Complex job wins national recognition

Complex job wins national recognition
Schick Civil Construction won a national award for its work on Hamilton City Council’s project Victoria on the River.

Winning the national award at the 2018 Construction NZ Excellence Awards for projects up to $5 million is proof that Schick Civil is at the top of its game in New Zealand, says Waikato regional manager, Ryan Smith.
“We know our reputation in the Waikato having won the regional supreme award for three years in a row. But this national award was a first for us and was recognition on a national scale,” he says.
The company won the award for its work on Victoria on the River, a project for the Hamilton City Council to help connect the city centre to the Waikato River.
As initially the project was over budget, Schick worked with the council and designer in negotiation and value engineering meetings to scope out opportunities for savings. The site itself was once a derelict run down car parking building with a drop off to an eroded bank.
Being right in the heart of the city meant vehicle movement had to be carefully planned to avoid high traffic and pedestrian flows, says Ryan.
There were also a couple of blocks of apartments right on the site boundary, which made the site very noise and vibration sensitive so compliance to the resource consent was closely monitored, he explains.

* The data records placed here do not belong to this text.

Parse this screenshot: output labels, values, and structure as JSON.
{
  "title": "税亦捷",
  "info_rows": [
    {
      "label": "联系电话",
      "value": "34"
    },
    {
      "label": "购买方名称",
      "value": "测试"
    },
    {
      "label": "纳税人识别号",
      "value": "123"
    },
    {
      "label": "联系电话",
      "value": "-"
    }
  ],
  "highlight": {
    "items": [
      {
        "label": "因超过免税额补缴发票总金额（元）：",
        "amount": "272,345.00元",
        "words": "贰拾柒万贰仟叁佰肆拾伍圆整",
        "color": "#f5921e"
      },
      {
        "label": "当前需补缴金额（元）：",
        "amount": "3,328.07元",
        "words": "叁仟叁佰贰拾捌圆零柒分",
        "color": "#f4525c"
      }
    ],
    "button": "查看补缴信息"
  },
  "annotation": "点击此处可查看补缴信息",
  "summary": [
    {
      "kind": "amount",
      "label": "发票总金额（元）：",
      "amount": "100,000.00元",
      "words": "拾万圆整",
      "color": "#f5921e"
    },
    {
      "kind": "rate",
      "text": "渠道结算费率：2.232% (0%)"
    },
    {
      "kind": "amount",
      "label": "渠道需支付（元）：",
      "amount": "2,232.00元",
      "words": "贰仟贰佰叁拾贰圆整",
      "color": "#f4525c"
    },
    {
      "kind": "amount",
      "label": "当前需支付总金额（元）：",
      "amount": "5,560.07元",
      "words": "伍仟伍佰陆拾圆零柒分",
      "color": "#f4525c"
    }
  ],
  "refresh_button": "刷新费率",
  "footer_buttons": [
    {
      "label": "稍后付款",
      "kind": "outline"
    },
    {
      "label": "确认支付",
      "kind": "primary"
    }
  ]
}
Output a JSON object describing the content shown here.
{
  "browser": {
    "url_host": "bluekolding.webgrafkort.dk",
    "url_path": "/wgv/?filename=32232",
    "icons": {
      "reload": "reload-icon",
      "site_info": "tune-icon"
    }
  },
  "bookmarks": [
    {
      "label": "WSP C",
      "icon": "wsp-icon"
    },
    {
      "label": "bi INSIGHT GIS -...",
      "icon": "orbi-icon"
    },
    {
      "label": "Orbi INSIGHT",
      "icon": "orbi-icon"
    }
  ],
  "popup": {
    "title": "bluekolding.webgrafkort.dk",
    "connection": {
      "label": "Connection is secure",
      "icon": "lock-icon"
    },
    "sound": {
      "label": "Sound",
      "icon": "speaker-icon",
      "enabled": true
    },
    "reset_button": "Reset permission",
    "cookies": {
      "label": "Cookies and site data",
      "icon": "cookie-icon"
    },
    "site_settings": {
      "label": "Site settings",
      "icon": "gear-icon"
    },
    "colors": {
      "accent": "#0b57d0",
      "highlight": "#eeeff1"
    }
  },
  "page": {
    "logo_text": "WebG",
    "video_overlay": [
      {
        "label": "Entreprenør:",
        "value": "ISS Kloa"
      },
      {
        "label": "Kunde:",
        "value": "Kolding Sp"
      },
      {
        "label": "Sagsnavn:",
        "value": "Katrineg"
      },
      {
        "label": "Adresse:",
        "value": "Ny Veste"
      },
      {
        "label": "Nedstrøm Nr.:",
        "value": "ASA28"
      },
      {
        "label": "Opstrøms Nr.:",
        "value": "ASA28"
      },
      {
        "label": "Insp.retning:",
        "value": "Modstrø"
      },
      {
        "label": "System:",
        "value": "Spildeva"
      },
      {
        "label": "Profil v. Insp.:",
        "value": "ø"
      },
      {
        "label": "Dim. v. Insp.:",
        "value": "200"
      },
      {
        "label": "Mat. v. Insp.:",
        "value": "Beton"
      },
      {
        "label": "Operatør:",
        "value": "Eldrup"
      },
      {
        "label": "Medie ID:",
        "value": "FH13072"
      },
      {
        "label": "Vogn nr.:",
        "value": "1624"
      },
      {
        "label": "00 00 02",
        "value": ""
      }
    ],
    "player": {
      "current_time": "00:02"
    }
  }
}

Other challenges included the fact that contaminated soil covered the whole of the site.
All the contaminated material down to subgrade level was removed – over 3000 cubic metres – in a covered truck and trailer, under permit to a controlled fill site.
The old concrete and brick foundation for the old Waikato Times building that was once on the site was removed.
Ryan says that the project design required a timber piled boardwalk to be built across and down the riverbank to connect the precast concrete terraces to the existing river path walkway below.
He says that providing the piling rig with a platform on which to drive piles meant a broad path needed to be cut down a soft unstable 35degree slope.
Installing the three tonne precast panel to millimetre accuracy for location and height required an innovative solution for the foundations,” he says.
“We constantly battled with old or redundant services, every time we opened the ground we found something else that was not known about. Old 19th century bottles and brick foundation were discovered along with an old steam boiler. These all needed to be reviewed and catalogued by the archaeologists,” says Ryan, citing just some of the unexpected challenges of the project.
Only a few specialist contractors were used with Schick carrying out a large portion of the work internally.
“We don’t think that a project of this level of detail with such exotic and complex materials in such a challenging environment has been delivered on time, under budget and with such a collaborative team on a site in New Zealand. “This project is an absolute credit to everyone that was involved.”